Filmler, bir bakıma hayatın gerçeklerine ışık tutan en önemli fenerlerdir. Elbette burada trajikomik bir atmosferle karşı karşıyayız ve son aşamada bu bir film. Ne var ki hayatın kendisi trajediye dönüşüp trajik olan güncel yaşamın rutin akışının parçası olunca gülüyoruz ağlanacak halimize. Gelinen noktada durum oldukça vahim ve felaket göstere göstere geldi. Ne vakittir dünyayı yöneten siyasetçilerin aklı yerinde değil. Dar kafalı, geleceği göremeyen, merhamete yabancı, insan sevgisine uzak liderler yüzyılı oldu geçtiğimiz asır.
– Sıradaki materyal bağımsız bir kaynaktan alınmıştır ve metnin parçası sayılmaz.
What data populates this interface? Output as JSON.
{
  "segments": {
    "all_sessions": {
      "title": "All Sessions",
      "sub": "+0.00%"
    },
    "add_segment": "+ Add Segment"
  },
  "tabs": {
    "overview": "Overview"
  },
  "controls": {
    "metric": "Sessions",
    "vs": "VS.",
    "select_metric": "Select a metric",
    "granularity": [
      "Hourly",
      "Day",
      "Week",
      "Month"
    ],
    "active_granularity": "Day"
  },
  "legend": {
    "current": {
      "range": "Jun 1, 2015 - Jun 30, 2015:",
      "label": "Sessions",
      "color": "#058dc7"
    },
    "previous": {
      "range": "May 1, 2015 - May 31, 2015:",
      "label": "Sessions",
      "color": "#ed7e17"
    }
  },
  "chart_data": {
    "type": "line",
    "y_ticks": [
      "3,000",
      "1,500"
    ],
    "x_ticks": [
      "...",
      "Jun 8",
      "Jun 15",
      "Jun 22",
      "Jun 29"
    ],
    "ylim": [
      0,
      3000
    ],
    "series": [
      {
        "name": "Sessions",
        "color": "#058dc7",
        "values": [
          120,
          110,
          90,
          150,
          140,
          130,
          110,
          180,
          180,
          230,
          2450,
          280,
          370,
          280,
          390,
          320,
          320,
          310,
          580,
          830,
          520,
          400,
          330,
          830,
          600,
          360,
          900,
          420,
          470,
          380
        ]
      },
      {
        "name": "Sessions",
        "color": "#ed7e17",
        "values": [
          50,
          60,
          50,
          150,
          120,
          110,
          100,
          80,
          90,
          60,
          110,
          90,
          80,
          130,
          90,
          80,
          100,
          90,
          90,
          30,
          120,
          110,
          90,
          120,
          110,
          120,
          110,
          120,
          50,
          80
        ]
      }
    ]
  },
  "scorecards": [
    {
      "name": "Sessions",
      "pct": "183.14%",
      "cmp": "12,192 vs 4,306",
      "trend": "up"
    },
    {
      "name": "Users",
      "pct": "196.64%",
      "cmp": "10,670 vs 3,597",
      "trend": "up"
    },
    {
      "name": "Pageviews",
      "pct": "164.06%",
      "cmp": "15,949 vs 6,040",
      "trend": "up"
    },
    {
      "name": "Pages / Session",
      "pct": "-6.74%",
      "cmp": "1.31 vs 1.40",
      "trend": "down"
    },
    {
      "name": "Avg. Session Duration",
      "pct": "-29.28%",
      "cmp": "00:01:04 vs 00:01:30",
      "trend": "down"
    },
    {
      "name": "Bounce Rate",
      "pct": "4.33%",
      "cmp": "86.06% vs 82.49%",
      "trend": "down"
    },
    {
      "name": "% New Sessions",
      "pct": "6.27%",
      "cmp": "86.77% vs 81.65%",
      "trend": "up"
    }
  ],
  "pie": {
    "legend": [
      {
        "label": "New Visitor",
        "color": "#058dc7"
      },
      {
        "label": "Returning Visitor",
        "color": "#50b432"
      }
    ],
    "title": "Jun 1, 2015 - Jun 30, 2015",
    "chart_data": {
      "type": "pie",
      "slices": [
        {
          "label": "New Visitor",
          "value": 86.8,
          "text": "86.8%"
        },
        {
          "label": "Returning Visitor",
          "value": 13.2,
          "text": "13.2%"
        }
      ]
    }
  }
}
Güney Amerika, Ortadoğu, Balkanlar, Güney Asya ve Afrika kan gölüne döndü. Kendi menfaatleri için kitleleri hunharca katleden, ülkenin okumuş yazmışlarını toplama kamplarına hapsedip kafalarına kurşun sıkan, bir savaşı kazanmak veya kaybetmemek için halkını bilinçli biçimde aç bırakan siyasetçiler son iki yüzyıldır dünyanın başına bela oldu. Hitler’den Stalin’e,Franko’danMussolini’ye,Pol Pot’tan Saddam Hüseyin’e, George W. Bush’tan Putin’e kadar onlarca siyasetçi yeryüzünü ateş topuna çevirdi ve hala da bildiğini okuyor. Daha da dramatik olanı komedyenden film yıldızına, alkoliğinden sadistine, erlik rütbesinden okuryazarlığı olmamayı nitelik bilenine kadar dünyayı bu dar kafalı adamların bir futbol topu gibi tekmeleyip durması, halkların da taze çimenler gibi potinlerin altında ezilmesidir.Vahşet teknolojiyle buluşunca kıyımın boyutu da artıyor, metalik potinler çimleri çok daha fazla hırpalıyor. Çiviyi çimene tercih edenlerin kazanması ne acı.